Thanks for the reply Eugene. The link you gave me was very useful. Just one final question. The inverse the above transform, would that be
$$\left[ \begin{array}{c} t \\ x \\ y \\ z \end{array} \right] = \begin{pmatrix} \gamma & \gamma \beta_1 & \gamma \beta_2 & \gamma \beta_3 \\ \gamma \beta_1 & 1 + \frac{(\gamma - 1)\beta_1^2}{\beta^2} & \frac{(\gamma - 1)\beta_1\beta_2}{\beta^2} & \frac{(\gamma - 1)\beta_1\beta_3}{\beta^2} \\ \gamma \beta_2 & \frac{(\gamma - 1)\beta_1\beta_2}{\beta^2} & 1+\frac{(\gamma - 1)\beta_2^2}{\beta^2} & \frac{(\gamma - 1)\beta_2\beta_3}{\beta^2} \\ \gamma \beta_3 & \frac{(\gamma - 1)\beta_1\beta_3}{\beta^2} & \frac{(\gamma - 1)\beta_2\beta_3}{\beta^2} & 1 + \frac{(\gamma - 1)\beta_3^2}{\beta^2} \end{pmatrix}\left[ \begin{array}{c} t' \\ x' \\ y' \\ z' \end{array} \right] + \left[ \begin{array}{c} t'_{0} \\ x'_{0} \\ y'_{0} \\ z'_{0} \end{array} \right]$$
?. I've been unable to find it so far.
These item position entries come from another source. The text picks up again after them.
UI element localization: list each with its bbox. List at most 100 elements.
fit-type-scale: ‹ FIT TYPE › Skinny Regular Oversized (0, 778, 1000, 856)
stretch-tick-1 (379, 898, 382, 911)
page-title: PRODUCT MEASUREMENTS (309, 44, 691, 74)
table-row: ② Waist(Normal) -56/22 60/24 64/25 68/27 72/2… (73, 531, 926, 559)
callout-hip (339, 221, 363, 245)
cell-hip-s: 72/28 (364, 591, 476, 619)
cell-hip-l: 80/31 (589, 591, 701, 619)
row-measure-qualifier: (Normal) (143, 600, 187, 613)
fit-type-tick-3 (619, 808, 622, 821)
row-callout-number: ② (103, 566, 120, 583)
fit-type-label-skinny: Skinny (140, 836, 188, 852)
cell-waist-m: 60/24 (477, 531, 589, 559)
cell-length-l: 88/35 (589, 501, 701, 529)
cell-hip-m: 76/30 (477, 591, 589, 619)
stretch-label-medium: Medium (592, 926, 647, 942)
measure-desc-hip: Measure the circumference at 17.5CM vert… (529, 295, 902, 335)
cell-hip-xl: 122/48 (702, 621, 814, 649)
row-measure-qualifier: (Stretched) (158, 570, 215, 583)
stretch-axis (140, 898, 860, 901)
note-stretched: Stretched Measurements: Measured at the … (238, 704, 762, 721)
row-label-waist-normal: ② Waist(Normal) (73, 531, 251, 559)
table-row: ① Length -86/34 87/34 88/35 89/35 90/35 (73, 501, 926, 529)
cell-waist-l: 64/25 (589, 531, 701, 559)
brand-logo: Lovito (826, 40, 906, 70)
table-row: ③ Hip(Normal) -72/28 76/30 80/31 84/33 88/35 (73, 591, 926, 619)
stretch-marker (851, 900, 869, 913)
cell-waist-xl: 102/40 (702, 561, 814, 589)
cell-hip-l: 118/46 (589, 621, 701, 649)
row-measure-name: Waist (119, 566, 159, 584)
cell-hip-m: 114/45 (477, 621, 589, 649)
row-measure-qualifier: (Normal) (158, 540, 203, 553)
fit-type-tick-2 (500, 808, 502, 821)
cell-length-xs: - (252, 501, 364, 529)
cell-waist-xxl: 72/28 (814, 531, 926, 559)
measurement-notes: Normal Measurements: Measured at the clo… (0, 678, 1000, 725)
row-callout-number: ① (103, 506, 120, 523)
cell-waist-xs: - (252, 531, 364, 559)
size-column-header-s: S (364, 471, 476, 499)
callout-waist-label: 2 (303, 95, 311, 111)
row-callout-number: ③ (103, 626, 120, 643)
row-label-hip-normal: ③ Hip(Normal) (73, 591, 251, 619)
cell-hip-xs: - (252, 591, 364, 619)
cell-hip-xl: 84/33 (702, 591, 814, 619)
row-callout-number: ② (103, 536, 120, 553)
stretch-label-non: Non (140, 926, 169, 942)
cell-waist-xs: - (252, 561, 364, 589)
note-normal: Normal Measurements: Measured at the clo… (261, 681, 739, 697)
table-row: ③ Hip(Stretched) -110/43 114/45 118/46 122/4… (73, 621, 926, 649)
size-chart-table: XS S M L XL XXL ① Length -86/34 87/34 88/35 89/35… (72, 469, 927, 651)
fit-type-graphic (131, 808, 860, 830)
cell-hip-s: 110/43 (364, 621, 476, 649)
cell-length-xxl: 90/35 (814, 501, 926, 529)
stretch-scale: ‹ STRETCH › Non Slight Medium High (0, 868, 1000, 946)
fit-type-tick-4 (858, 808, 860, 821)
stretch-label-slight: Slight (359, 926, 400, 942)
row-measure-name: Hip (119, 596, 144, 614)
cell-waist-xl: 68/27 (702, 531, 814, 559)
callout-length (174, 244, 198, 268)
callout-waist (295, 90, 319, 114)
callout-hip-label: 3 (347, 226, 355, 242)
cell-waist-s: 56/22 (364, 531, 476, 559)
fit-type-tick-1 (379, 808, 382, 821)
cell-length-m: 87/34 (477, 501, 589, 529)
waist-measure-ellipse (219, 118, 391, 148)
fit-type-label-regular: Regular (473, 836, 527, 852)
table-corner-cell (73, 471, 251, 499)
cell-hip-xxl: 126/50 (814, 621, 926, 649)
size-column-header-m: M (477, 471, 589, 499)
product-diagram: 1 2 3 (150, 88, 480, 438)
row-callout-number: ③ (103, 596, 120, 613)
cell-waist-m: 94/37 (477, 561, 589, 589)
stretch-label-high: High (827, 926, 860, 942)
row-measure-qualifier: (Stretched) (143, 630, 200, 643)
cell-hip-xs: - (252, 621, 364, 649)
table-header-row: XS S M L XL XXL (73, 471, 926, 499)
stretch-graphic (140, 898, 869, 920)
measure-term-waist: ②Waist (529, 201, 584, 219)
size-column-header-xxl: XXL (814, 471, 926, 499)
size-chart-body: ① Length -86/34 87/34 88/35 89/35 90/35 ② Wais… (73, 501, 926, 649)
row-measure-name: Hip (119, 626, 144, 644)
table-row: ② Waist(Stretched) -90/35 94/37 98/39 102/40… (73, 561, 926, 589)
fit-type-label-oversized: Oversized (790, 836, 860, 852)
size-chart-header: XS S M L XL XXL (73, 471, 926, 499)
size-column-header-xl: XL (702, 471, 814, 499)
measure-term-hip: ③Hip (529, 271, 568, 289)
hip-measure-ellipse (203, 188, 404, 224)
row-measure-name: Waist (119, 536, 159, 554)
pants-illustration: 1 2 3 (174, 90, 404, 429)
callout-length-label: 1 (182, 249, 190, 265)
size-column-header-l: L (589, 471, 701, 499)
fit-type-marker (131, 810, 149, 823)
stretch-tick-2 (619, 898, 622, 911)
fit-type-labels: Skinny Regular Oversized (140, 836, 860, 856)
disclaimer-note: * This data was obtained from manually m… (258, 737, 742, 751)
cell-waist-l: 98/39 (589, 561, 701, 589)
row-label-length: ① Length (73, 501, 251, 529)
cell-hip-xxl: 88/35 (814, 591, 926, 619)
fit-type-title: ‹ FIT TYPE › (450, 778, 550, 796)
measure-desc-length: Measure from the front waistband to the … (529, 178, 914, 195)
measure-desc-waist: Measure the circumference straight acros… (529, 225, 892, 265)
Thanks for the replies,
Andrew.

6. Aug 31, 2007

### meopemuk

No, this is not correct formula for the inverse Poincare transformation. You can find the correct expression in eq. (I.11) of the reference I gave you. Note that the inverse boost matrix $\Lambda^{-1}$ can be obtained from $\Lambda$ simply by changing the sign of the boost velocity.

Eugene.

7. Aug 17, 2011

### Albertgauss

Why is the 0,1,1,1 4-vector subtracted? How can I convince myself that makes sense?

8. Aug 17, 2011

### Albertgauss

One other question on the shift of the origin by 0,-1,-1,-1. Why is the x0=1 not length-contracted as viewed in S'? If x0 is 1 in frame S, and S' is moving, shouldn't the x0 be length contracted somehow also? Just trying to understand is all.